Jadi, di mana posisi 2026?
Pertanyaan AI vs. Jerat Valuasi
Dua narasi bersaing mulai muncul.
Angin Samping: Rally tahun 1990-an didorong oleh adopsi e-commerce dan kekuatan transformasi internet. Analogi saat ini adalah kecerdasan buatan. Jika perusahaan menerjemahkan investasi AI menjadi pengembalian yang terukur selama 2026, harapkan rally lanjutan yang mirip dengan momentum akhir 1990-an.
Angin Hambat: Rasio CAPE Shiller S&P 500—metrik valuasi utama—berada di level tertinggi sejak puncak dot-com tahun 2000. Tahun itu, valuasi tinggi dikombinasikan dengan ekspektasi laba yang mengecewakan memicu koreksi tajam. Valuasi saja tidak menyebabkan crash, tetapi mereka menyiapkan panggung. Jika 2026 mengecewakan dalam monetisasi AI atau hambatan makro kembali muncul, valuasi tinggi ini menjadi kerentanan.
Premi Ketidakpastian
Berbeda dengan tahun 1990-an atau rebound 2019-2021, 2026 tidak memiliki buku panduan yang jelas. Indeks bisa meniru euforia akhir-1990-an atau mengulangi perhitungan tahun 2000—atau sesuatu di antaranya.

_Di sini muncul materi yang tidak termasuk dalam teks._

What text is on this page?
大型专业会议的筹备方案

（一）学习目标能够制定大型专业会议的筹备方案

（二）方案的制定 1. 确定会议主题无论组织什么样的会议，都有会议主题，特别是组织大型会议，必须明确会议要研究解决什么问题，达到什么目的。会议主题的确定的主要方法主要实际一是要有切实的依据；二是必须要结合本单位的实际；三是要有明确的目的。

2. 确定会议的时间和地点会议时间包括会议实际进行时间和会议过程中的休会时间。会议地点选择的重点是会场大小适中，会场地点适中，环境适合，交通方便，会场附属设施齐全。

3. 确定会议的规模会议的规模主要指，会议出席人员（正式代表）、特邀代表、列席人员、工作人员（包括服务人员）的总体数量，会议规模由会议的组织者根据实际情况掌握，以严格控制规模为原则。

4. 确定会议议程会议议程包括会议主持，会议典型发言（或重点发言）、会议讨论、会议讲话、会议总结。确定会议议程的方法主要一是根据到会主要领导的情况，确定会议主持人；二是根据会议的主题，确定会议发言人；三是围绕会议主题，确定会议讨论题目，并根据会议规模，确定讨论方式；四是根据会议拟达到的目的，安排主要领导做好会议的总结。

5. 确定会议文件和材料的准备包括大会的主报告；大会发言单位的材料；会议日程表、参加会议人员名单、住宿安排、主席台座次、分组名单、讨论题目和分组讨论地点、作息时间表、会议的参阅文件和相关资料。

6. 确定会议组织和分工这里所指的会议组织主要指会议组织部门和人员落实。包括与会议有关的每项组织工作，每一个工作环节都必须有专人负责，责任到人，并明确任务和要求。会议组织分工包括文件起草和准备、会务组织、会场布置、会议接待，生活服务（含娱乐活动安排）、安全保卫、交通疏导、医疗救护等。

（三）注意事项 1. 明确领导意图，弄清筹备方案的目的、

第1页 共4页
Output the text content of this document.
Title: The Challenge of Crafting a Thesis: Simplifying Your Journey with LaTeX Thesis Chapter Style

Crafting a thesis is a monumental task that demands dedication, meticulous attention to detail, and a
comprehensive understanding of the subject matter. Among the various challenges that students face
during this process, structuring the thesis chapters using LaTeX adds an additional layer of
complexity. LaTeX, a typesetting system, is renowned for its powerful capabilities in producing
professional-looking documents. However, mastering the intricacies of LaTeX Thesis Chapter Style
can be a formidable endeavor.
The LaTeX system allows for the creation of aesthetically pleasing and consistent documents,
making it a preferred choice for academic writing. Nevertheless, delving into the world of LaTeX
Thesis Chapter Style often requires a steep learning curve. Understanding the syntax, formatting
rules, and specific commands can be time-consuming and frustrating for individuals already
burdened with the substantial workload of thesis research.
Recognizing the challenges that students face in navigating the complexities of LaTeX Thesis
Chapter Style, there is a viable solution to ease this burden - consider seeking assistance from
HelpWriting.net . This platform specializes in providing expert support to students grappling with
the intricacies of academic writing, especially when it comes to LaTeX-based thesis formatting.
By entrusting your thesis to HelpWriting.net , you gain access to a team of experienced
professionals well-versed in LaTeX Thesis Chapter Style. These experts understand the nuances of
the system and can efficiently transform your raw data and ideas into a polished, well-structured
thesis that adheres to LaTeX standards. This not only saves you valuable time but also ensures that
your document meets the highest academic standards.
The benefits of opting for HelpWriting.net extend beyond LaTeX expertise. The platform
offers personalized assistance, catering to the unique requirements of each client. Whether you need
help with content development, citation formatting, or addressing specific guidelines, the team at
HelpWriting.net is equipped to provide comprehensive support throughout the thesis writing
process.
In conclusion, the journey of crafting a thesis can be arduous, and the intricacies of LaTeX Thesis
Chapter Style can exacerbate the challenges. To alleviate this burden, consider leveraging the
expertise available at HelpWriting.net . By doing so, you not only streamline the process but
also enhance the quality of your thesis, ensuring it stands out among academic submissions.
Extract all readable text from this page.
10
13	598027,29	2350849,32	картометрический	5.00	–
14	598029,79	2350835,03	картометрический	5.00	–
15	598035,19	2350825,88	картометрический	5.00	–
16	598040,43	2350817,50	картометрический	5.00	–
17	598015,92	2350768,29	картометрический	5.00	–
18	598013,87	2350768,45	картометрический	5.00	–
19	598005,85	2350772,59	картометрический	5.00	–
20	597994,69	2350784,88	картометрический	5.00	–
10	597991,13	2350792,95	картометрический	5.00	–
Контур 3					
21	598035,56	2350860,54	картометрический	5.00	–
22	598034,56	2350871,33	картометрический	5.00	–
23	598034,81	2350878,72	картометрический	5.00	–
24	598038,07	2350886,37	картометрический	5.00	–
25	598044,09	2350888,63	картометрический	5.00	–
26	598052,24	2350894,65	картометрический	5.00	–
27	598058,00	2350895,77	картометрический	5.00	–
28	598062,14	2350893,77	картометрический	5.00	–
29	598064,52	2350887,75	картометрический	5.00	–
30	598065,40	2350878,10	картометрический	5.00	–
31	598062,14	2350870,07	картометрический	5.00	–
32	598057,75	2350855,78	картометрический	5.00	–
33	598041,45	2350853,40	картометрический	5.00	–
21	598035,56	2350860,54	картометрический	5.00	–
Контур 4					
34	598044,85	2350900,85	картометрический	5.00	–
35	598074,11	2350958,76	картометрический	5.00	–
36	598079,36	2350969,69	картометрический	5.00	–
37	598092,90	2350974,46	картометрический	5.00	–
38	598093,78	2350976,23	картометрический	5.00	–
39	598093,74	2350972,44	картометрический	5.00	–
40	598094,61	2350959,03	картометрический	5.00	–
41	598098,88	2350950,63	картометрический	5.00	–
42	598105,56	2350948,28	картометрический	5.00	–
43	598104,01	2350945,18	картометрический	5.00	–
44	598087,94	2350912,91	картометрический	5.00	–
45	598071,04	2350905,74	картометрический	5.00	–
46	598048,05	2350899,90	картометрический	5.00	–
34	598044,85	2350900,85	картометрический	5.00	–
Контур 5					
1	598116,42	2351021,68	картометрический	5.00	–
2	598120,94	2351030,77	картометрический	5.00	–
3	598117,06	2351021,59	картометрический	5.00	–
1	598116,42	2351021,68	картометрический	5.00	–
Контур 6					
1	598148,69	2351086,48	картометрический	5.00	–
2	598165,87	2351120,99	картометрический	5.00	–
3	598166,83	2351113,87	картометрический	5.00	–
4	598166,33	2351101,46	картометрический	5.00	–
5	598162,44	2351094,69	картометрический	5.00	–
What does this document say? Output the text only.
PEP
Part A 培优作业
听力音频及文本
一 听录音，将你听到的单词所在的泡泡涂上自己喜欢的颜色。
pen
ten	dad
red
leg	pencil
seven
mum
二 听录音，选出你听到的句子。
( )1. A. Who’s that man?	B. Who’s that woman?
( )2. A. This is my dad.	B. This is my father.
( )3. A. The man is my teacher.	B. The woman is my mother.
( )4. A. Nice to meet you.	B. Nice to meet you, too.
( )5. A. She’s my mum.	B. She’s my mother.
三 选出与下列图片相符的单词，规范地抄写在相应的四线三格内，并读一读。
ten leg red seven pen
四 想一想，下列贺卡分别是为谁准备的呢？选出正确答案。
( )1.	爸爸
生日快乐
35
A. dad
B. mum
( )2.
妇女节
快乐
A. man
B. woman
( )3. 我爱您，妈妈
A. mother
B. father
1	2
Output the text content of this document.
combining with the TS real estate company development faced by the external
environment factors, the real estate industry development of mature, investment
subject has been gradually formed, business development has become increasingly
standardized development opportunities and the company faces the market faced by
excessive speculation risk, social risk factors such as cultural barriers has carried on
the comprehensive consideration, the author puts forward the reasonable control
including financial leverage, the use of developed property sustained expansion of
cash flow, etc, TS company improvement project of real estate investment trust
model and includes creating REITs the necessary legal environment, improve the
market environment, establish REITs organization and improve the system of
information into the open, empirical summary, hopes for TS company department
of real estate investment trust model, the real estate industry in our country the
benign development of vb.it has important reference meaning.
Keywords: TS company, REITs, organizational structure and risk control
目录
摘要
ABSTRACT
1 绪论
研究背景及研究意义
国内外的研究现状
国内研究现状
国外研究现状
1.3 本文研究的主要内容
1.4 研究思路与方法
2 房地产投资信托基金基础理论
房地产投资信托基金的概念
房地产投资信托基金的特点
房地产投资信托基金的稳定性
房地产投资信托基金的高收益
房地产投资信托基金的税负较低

Mengapa Investor Jangka Panjang Bisa Tidur Nyenyak
Di tengah kebisingan, satu streak sejarah benar-benar penting: selama setiap periode 20 tahun bergulir dalam sejarah S&P 500, pengembalian total positif terjadi 100% dari waktu. Pola ini tetap bertahan terlepas dari valuasi, resesi, atau siklus boom-bust.
Bagi mereka yang tidak mencoba mengatur waktu 2026, ini berbicara lebih keras daripada ramalan tahunan mana pun.